Couche d'ozone et changements climatiques - Deux luttes à mener de front

Un rapport publié hier par l'ONU estime qu'il faut désormais jumeler la lutte contre l'amenuisement de la couche d'ozone et celle contre les changements climatiques car les solutions qui valent dans un dossier nuisent présentement à ceux qui se battent dans l'autre.

Cette incohérence dans la lutte aux deux plus important phénomènes qui menacent des équilibres planétaires avait été relevée au début des années 90 par de nombreux groupes écologistes.

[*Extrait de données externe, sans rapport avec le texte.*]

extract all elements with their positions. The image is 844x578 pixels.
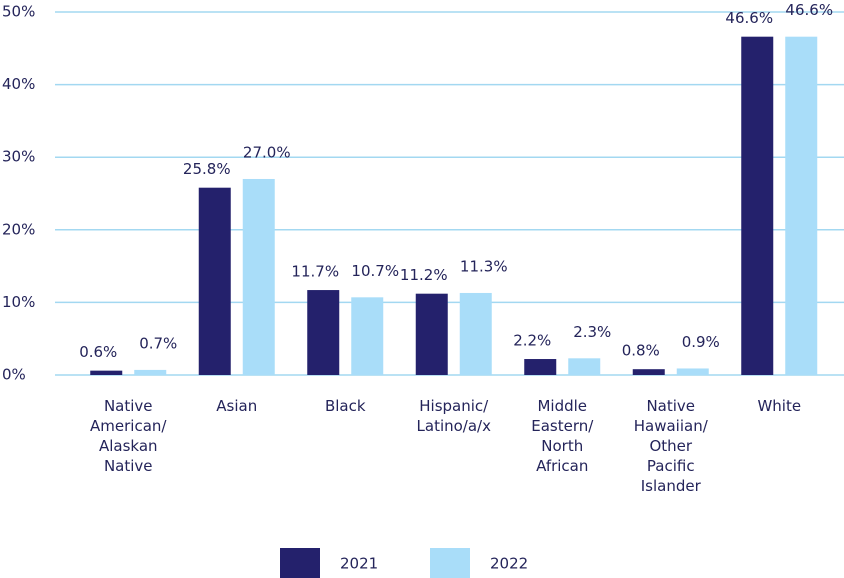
bar [198,187,231,375]
value-label: 2.2% [513,332,551,350]
y-tick-label: 0% [2,366,26,384]
value-label: 46.6% [785,1,833,19]
legend-swatch [430,548,470,578]
bar [785,36,818,376]
value-label: 0.6% [79,343,117,361]
bar [134,369,167,375]
value-label: 11.2% [400,266,448,284]
bar [351,297,384,375]
value-label: 11.7% [291,263,339,281]
x-tick-label: Asian [216,397,258,415]
x-tick-label: Black [324,397,366,415]
value-label: 10.7% [351,262,399,280]
value-label: 0.7% [139,334,177,352]
y-tick-label: 30% [2,148,35,166]
y-tick-label: 50% [2,3,35,21]
x-tick-label: White [757,397,802,415]
bar [524,359,557,375]
legend-swatch [280,548,320,578]
y-tick-label: 40% [2,75,35,93]
bar [415,293,448,375]
value-label: 46.6% [725,9,773,27]
bar [459,292,492,375]
value-label: 11.3% [460,257,508,275]
y-tick-label: 20% [2,220,35,238]
x-tick-label: Native Hawaiian/ Other Pacific Islander [633,397,708,495]
bar [632,369,665,375]
value-label: 2.3% [573,323,611,341]
bar [307,290,340,375]
value-label: 25.8% [183,160,231,178]
y-tick-label: 10% [2,293,35,311]
bar [568,358,601,375]
bar [242,178,275,375]
x-tick-label: Hispanic/ Latino/a/x [416,397,491,435]
value-label: 27.0% [243,143,291,161]
bar [676,368,709,375]
value-label: 0.9% [682,333,720,351]
x-tick-label: Middle Eastern/ North African [531,397,594,475]
bar [90,370,123,375]
bar [741,36,774,376]
legend-label: 2021 [340,555,378,573]
legend-label: 2022 [490,555,528,573]
x-tick-label: Native American/ Alaskan Native [90,397,167,475]
value-label: 0.8% [622,342,660,360]
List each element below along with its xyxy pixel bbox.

C'est l'acuité du problème des changements climatiques et l'urgence de juguler les sources d'émission qui a incité l'ONU, et en particulier le Programme des Nations-Unies pour l'environnement (PNUE), à prendre le taureau par les cornes et mettre un peu de cohérence dans l'action des deux secrétariats responsables d'appliquer les deux traités.

Le rapport commandé à 145 experts de 35 pays a nécessité deux ans de travaux .

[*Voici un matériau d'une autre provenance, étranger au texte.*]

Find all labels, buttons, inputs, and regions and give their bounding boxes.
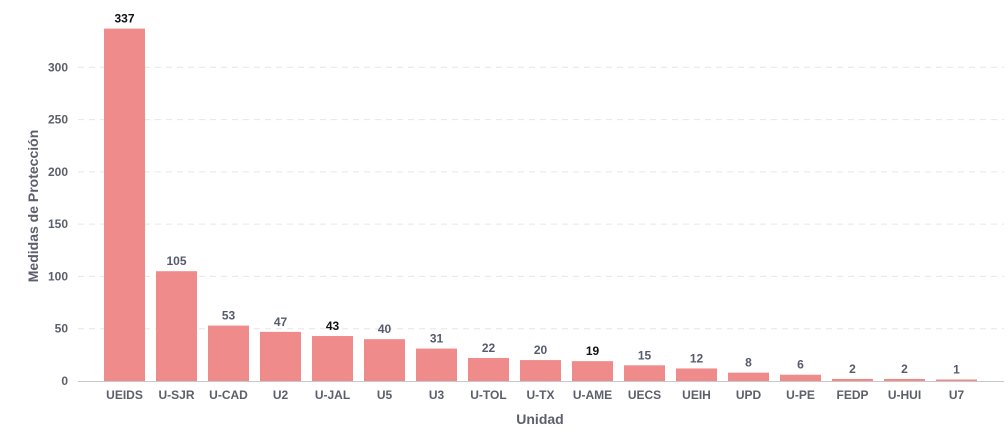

On y indique que les hydrochlorofluorocarbones (HCFC), les hydrofluorocarbones (HFC) ainsi que les hydrocarbures perfluorés (PFC) qu'on utilise pour remplacer les chlorofluorocarbones (CFC) — les premiers destructeurs de la couche d'ozone —contribuent beaucoup trop au réchauffement du climat. La plupart de ces gaz de remplacement des CFC sont beaucoup plus dévastateurs pour le climat de la planète que le principal gaz à effet de serre (GES), le gaz carbonique ou CO2. Leur efficacité comme GES peut dépasser de 1300 fois celle du gaz carbonique. C'est pourquoi les HFC et les PFC font partie de la liste des six GES dont le Protocole de Kyoto prévoit aussi la réduction.

Selon le rapport d'experts rendu public hier, l'élimination des pires destructeurs de la couche d'ozone en vertu des dispositions du Protocole de Montréal a si bien fonctionné qu'on est en voie de stabiliser le mégaphénomène qui détruisait chaque année davantage la couche qui protège les espèces vivantes contre les rayonnements nocifs du soleil.

Les substituts chimiques aux CFC, adoptés par les industriels de la réfrigération et de la fabrication des mousses isolantes, représentent présentement 10% des GES attribuables aux émissions de combustibles fossiles ou 5% de toutes les émissions d'origine humaine sur une base annuelle. Ils détruisent eux aussi la couche d'ozone mais moins que les CFC qu'ils remplacent.

Ces substituts aux CFC représentent toutefois une véritable bombe à retardement environnementale parce que très peu de gouvernements exigent la récupération des molécules de CFC et de leurs nouveaux substituts, présents dans les appareils vieillissants. Les HCFC et les HFC ne représentent présentement que 20% et 15% respectivement de la contribution globale des destructeurs de la couche d'ozone aux problèmes du climat. Mais leur libération progressive avec le vieillissement des équipements va faire passer cette contribution à 50% d'ici quelques années alors que le produit initialement ciblé, les CFC, ne représentera plus que 10% du problème.

Selon le rapport, le remplacement des substituts aux CFC est techniquement possible. L'utilisation de l'ammoniaque en faible concentration, un procédé abondamment utilisé au début du siècle, ou de gaz comme le butane est possible à court terme.

Au Québec, les vieux frigos et climatiseurs bourrés de CFC ou de leurs substituts sont toujours enfouis ou détruits sans la récupération préalable des molécules dommageables à la couche d'ozone. Même chose pour les climatiseurs d'autos envoyées à la casse dont les gaz sont encore plus virulents comme gaz à effet de serre.